Question

Compare Resonance Energy why?

Answer 1

Hint: The resonance energy is dependent on the stability and aromaticity of the compound. Resonance energy $\propto $ stability of the compound $\propto $ aromaticity. The main concept here, to differentiate the compounds is the electronegativity of the atoms attached like oxygen, carbon, sulphur and nitrogen. All the compounds are isoelectronic in terms of $\pi -$ electrons.


Complete step by step answer:
Let us first discuss the features of the compounds and then, we will see the concept to differentiate the four compounds.
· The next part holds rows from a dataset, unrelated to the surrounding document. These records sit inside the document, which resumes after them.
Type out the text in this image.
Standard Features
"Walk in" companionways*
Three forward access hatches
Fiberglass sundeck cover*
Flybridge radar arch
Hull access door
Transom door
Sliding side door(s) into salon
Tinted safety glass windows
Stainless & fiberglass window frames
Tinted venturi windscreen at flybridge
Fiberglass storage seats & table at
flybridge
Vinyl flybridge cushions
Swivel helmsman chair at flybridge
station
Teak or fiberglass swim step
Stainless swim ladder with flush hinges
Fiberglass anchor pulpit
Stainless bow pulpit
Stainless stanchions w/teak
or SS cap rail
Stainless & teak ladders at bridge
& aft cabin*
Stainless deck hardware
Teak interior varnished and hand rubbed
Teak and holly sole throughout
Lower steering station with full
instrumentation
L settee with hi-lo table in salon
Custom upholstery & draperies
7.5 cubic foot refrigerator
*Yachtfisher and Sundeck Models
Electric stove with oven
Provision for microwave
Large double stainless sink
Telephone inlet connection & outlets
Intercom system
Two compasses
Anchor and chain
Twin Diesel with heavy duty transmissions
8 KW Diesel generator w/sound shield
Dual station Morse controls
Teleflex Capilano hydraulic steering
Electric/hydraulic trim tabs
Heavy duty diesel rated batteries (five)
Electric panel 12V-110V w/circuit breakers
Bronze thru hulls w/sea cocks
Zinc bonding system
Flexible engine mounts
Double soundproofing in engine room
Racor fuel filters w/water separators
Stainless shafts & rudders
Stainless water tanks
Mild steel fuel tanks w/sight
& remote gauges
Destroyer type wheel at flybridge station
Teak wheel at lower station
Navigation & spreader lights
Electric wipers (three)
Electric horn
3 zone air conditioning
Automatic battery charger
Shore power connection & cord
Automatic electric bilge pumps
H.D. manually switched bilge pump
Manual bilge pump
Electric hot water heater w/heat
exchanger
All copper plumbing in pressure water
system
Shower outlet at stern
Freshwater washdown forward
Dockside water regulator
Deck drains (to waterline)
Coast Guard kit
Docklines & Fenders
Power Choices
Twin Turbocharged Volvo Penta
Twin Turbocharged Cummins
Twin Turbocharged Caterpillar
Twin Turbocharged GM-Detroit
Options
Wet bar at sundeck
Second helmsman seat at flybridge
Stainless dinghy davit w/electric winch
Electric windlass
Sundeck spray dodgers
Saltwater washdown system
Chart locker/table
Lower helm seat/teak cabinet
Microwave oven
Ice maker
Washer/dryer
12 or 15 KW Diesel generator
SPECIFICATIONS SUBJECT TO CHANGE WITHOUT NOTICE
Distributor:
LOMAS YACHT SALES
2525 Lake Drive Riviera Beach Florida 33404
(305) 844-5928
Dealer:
S. No.	Structures	Name of the compound	Features
1.		Cyclopentadienyl anion	It is a homocyclic (made of the same atom only) compound which is made of carbon atoms. It is an aromatic compound as it follows Huckel’s rule or (4n+2) $\pi $-electrons. Because it has 6 $\pi $ electrons, two from negative charge and four from $\left( \text{C}-\text{C} \right)$ double bond.
2.		Thiophene	It is a heterocyclic (made of different atoms) compound which is made of carbon atom and sulphur atom. It is an aromatic compound as it follows Huckel’s rule or (4n+2) $\pi $-electrons. Because it has 6 $\pi $ electrons, two from lone pairs of sulphur and four from $\left( \text{C}-\text{C} \right)$ double bond.
3.		Pyrrole	It is a heterocyclic (made of different atoms) compound which is made of carbon atom and nitrogen atom. It is an aromatic compound as it follows Huckel’s rule or (4n+2) $\pi $-electrons. Because it has 6 $\pi $ electrons, two from lone pairs of nitrogen and four from $\left( \text{C}-\text{C} \right)$ double bond.
4.		Furan	It is a heterocyclic (made of different atoms) compound which is made of carbon atom and oxygen atom. It is an aromatic compound as it follows Huckel’s rule or (4n+2) $\pi $-electrons. Because it has 6 $\pi $ electrons, two from lone pair of oxygen and four from $\left( \text{C}-\text{C} \right)$ double bond. It looks similar to Thiophene.

All the above compounds are aromatic. So, stability will be seen through a new concept. Here, the concept is based on the ‘electronegativity of the elements’ present in the compounds.
-The electronegativity will play a role here, as the electronegativity of an element will pull the electron cloud towards itself. Thus, there will be an uneven charge distribution and less likely to undergo resonance. More the electronegativity of the hetero atoms, less will be the aromaticity of the compound. We know that oxygen is the most electronegative atom among all. The order of electronegativity is $\text{O}>\text{N}>\text{S}>\text{C}$.
So, it is clear that furan is least and cyclopentadienyl anion is the most aromatic compound. The order of aromaticity and resonance energy will be cyclopentadienyl anion$ > $thiophene$ > $pyrrole$ > $furan.

Note: One more factor comes into play here, that is bond length. The bond length of the element with carbon will increase in the order, $\left( \text{C}-\text{S} \right)>\left( \text{C}-\text{O} \right)>\left( \text{C}-\text{N} \right)>\left( \text{C}-\text{C} \right)$. As the bond length increases, the bonding or overlapping of elements will become difficult. Thus, shows more reactivity.